I could tell you what Mr. Hasenfratz said about running a manufacturing company in Canada that competes globally, but he can tell you better. Take it away, Frank.

Move up the value chain
Mr. Hasenfratz's view is that the more complicated the part, or the system, that Linamar was building, the less competition there would be.

"Once growth stops, you know there is a problem. What they made 10 years ago, we don't make today. What we are doing today we will not make 10 years from now."

Replace yourself
"Hire the best. Don't ever be afraid that 'somebody smarter than me is going to replace me.' Never fear that. "We are handling or paying our managers accordingly. If [a manager] does a great job, he gets a certain bonus. but if he does a great job but trains somebody to replace himself, he gets more bonus."

But don't promote people too fast
"You promote them too early, he tells his friends, his family, he's been promoted. Now six months later, he's overstretched, he can't do it. He doesn't want to step back in his old job, so he quits. Now we lost a good man. I keep telling people don't promote too early. And if you do promote, say 'can you handle that for me for six months until I find somebody?' If he does a good job, give him the job."

Don't be afraid to let a person work in their sweet spot
"The most productive people are those who are a little underemployed. He is capable of doing more, but for now let's just keep him here, he knows that job inside out, he knows all his people, and he creates wealth like you wouldn't believe."

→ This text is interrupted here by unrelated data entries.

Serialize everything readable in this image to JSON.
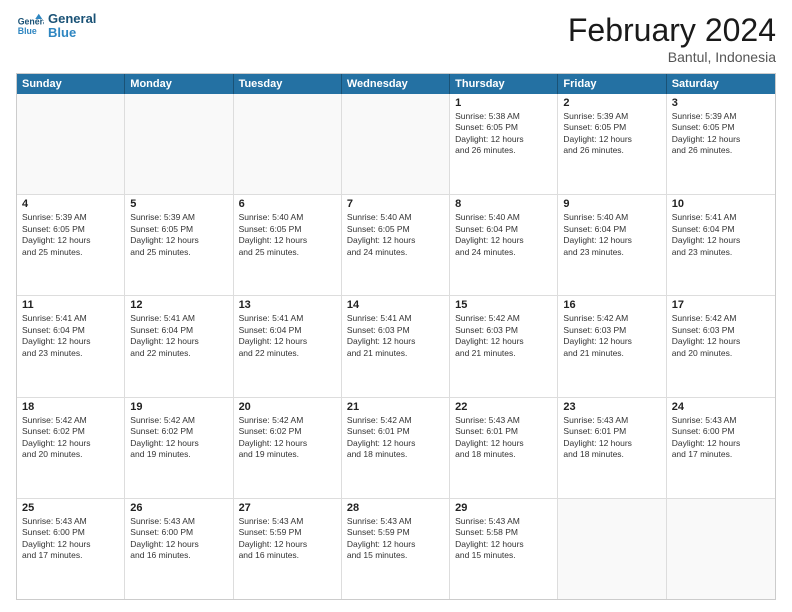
{
  "logo": {
    "line1": "General",
    "line2": "Blue"
  },
  "title": "February 2024",
  "subtitle": "Bantul, Indonesia",
  "header_days": [
    "Sunday",
    "Monday",
    "Tuesday",
    "Wednesday",
    "Thursday",
    "Friday",
    "Saturday"
  ],
  "rows": [
    [
      {
        "day": "",
        "info": ""
      },
      {
        "day": "",
        "info": ""
      },
      {
        "day": "",
        "info": ""
      },
      {
        "day": "",
        "info": ""
      },
      {
        "day": "1",
        "info": "Sunrise: 5:38 AM\nSunset: 6:05 PM\nDaylight: 12 hours\nand 26 minutes."
      },
      {
        "day": "2",
        "info": "Sunrise: 5:39 AM\nSunset: 6:05 PM\nDaylight: 12 hours\nand 26 minutes."
      },
      {
        "day": "3",
        "info": "Sunrise: 5:39 AM\nSunset: 6:05 PM\nDaylight: 12 hours\nand 26 minutes."
      }
    ],
    [
      {
        "day": "4",
        "info": "Sunrise: 5:39 AM\nSunset: 6:05 PM\nDaylight: 12 hours\nand 25 minutes."
      },
      {
        "day": "5",
        "info": "Sunrise: 5:39 AM\nSunset: 6:05 PM\nDaylight: 12 hours\nand 25 minutes."
      },
      {
        "day": "6",
        "info": "Sunrise: 5:40 AM\nSunset: 6:05 PM\nDaylight: 12 hours\nand 25 minutes."
      },
      {
        "day": "7",
        "info": "Sunrise: 5:40 AM\nSunset: 6:05 PM\nDaylight: 12 hours\nand 24 minutes."
      },
      {
        "day": "8",
        "info": "Sunrise: 5:40 AM\nSunset: 6:04 PM\nDaylight: 12 hours\nand 24 minutes."
      },
      {
        "day": "9",
        "info": "Sunrise: 5:40 AM\nSunset: 6:04 PM\nDaylight: 12 hours\nand 23 minutes."
      },
      {
        "day": "10",
        "info": "Sunrise: 5:41 AM\nSunset: 6:04 PM\nDaylight: 12 hours\nand 23 minutes."
      }
    ],
    [
      {
        "day": "11",
        "info": "Sunrise: 5:41 AM\nSunset: 6:04 PM\nDaylight: 12 hours\nand 23 minutes."
      },
      {
        "day": "12",
        "info": "Sunrise: 5:41 AM\nSunset: 6:04 PM\nDaylight: 12 hours\nand 22 minutes."
      },
      {
        "day": "13",
        "info": "Sunrise: 5:41 AM\nSunset: 6:04 PM\nDaylight: 12 hours\nand 22 minutes."
      },
      {
        "day": "14",
        "info": "Sunrise: 5:41 AM\nSunset: 6:03 PM\nDaylight: 12 hours\nand 21 minutes."
      },
      {
        "day": "15",
        "info": "Sunrise: 5:42 AM\nSunset: 6:03 PM\nDaylight: 12 hours\nand 21 minutes."
      },
      {
        "day": "16",
        "info": "Sunrise: 5:42 AM\nSunset: 6:03 PM\nDaylight: 12 hours\nand 21 minutes."
      },
      {
        "day": "17",
        "info": "Sunrise: 5:42 AM\nSunset: 6:03 PM\nDaylight: 12 hours\nand 20 minutes."
      }
    ],
    [
      {
        "day": "18",
        "info": "Sunrise: 5:42 AM\nSunset: 6:02 PM\nDaylight: 12 hours\nand 20 minutes."
      },
      {
        "day": "19",
        "info": "Sunrise: 5:42 AM\nSunset: 6:02 PM\nDaylight: 12 hours\nand 19 minutes."
      },
      {
        "day": "20",
        "info": "Sunrise: 5:42 AM\nSunset: 6:02 PM\nDaylight: 12 hours\nand 19 minutes."
      },
      {
        "day": "21",
        "info": "Sunrise: 5:42 AM\nSunset: 6:01 PM\nDaylight: 12 hours\nand 18 minutes."
      },
      {
        "day": "22",
        "info": "Sunrise: 5:43 AM\nSunset: 6:01 PM\nDaylight: 12 hours\nand 18 minutes."
      },
      {
        "day": "23",
        "info": "Sunrise: 5:43 AM\nSunset: 6:01 PM\nDaylight: 12 hours\nand 18 minutes."
      },
      {
        "day": "24",
        "info": "Sunrise: 5:43 AM\nSunset: 6:00 PM\nDaylight: 12 hours\nand 17 minutes."
      }
    ],
    [
      {
        "day": "25",
        "info": "Sunrise: 5:43 AM\nSunset: 6:00 PM\nDaylight: 12 hours\nand 17 minutes."
      },
      {
        "day": "26",
        "info": "Sunrise: 5:43 AM\nSunset: 6:00 PM\nDaylight: 12 hours\nand 16 minutes."
      },
      {
        "day": "27",
        "info": "Sunrise: 5:43 AM\nSunset: 5:59 PM\nDaylight: 12 hours\nand 16 minutes."
      },
      {
        "day": "28",
        "info": "Sunrise: 5:43 AM\nSunset: 5:59 PM\nDaylight: 12 hours\nand 15 minutes."
      },
      {
        "day": "29",
        "info": "Sunrise: 5:43 AM\nSunset: 5:58 PM\nDaylight: 12 hours\nand 15 minutes."
      },
      {
        "day": "",
        "info": ""
      },
      {
        "day": "",
        "info": ""
      }
    ]
  ]
}
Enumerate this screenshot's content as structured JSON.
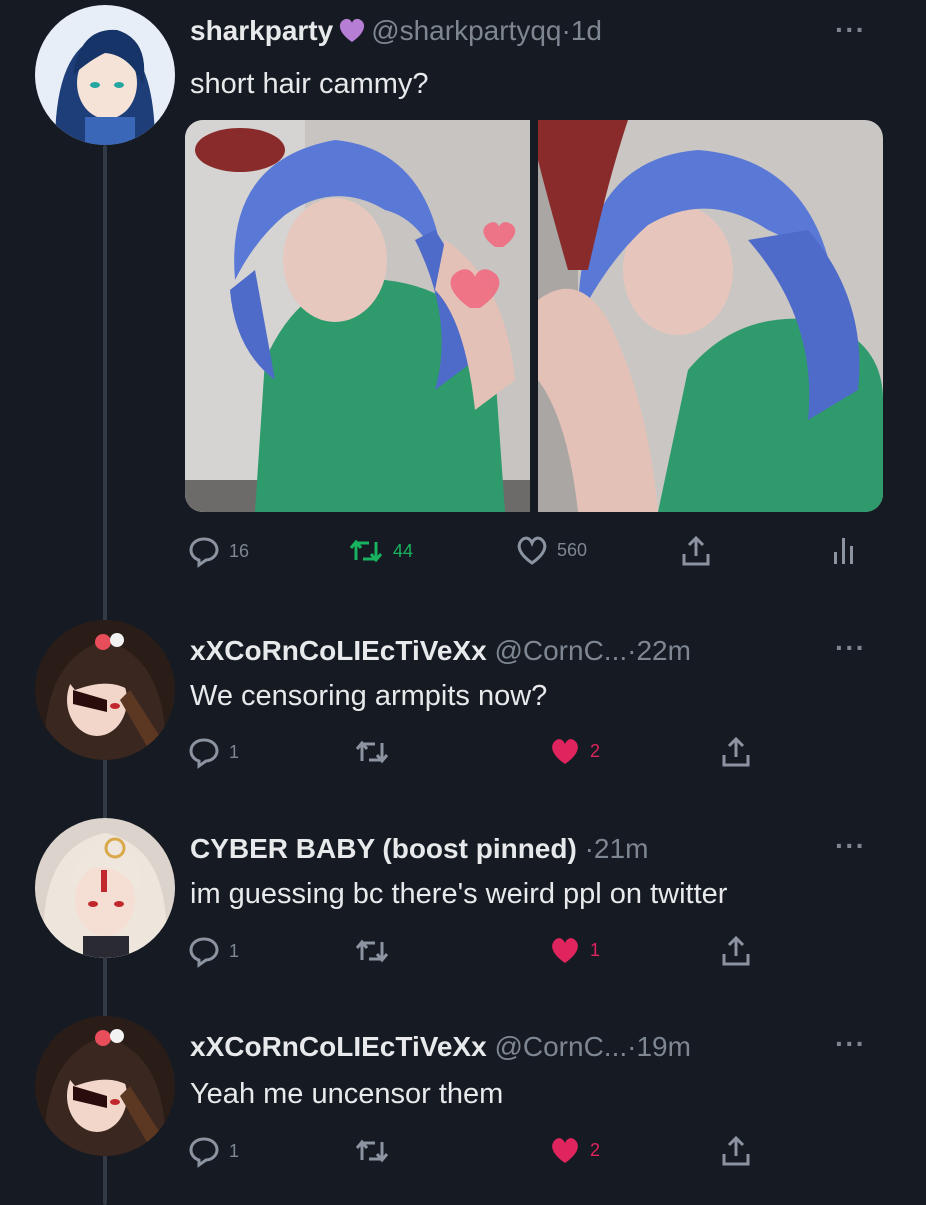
{
  "accent": {
    "retweet_active": "#19b35f",
    "like_active": "#e0245e",
    "muted": "#7d8691",
    "background": "#151a23"
  },
  "tweet": {
    "display_name": "sharkparty",
    "name_badge": "purple-heart-icon",
    "handle": "@sharkpartyqq",
    "sep": "·",
    "time": "1d",
    "more": "···",
    "text": "short hair cammy?",
    "replies": "16",
    "retweets": "44",
    "likes": "560"
  },
  "replies": [
    {
      "display_name": "xXCoRnCoLIEcTiVeXx",
      "handle": "@CornC...",
      "sep": "·",
      "time": "22m",
      "more": "···",
      "text": "We censoring armpits now?",
      "replies": "1",
      "retweets": "",
      "likes": "2",
      "liked": true
    },
    {
      "display_name": "CYBER BABY (boost pinned)",
      "handle": "",
      "sep": "·",
      "time": "21m",
      "more": "···",
      "text": "im guessing bc there's weird ppl on twitter",
      "replies": "1",
      "retweets": "",
      "likes": "1",
      "liked": true
    },
    {
      "display_name": "xXCoRnCoLIEcTiVeXx",
      "handle": "@CornC...",
      "sep": "·",
      "time": "19m",
      "more": "···",
      "text": "Yeah me uncensor them",
      "replies": "1",
      "retweets": "",
      "likes": "2",
      "liked": true
    }
  ]
}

Auto parts manufacturers be competitive in Southern Ontario, even with a high dollar
"My view of it is our industry is competitive where the managers are competitive. Your plant is only as good as your manager. A manager will surround himself with good people that works all the way down to the floor. We are today as competitive as any plant anywhere, including Germany.

"The dollar going up does not hurt us. Why does an American produce better than us? They cannot. They use the same equipment. It only depends on management. People like to cry."

Canada needs skilled workers
"The Chinese are very good workers. But we can beat them with high precision, goods that require skilled labour.

"That is where the government comes in. Train skilled labour."

If we can't train them, we need immigrants. Even ones that don't speak English
"I don't have to speak English. I read a blueprint. It's a serious problem. It has to be solved. We all give it lip service."

Learn from your mistakes
"What's more important is learn from your competitors' mistakes. It's a lot cheaper."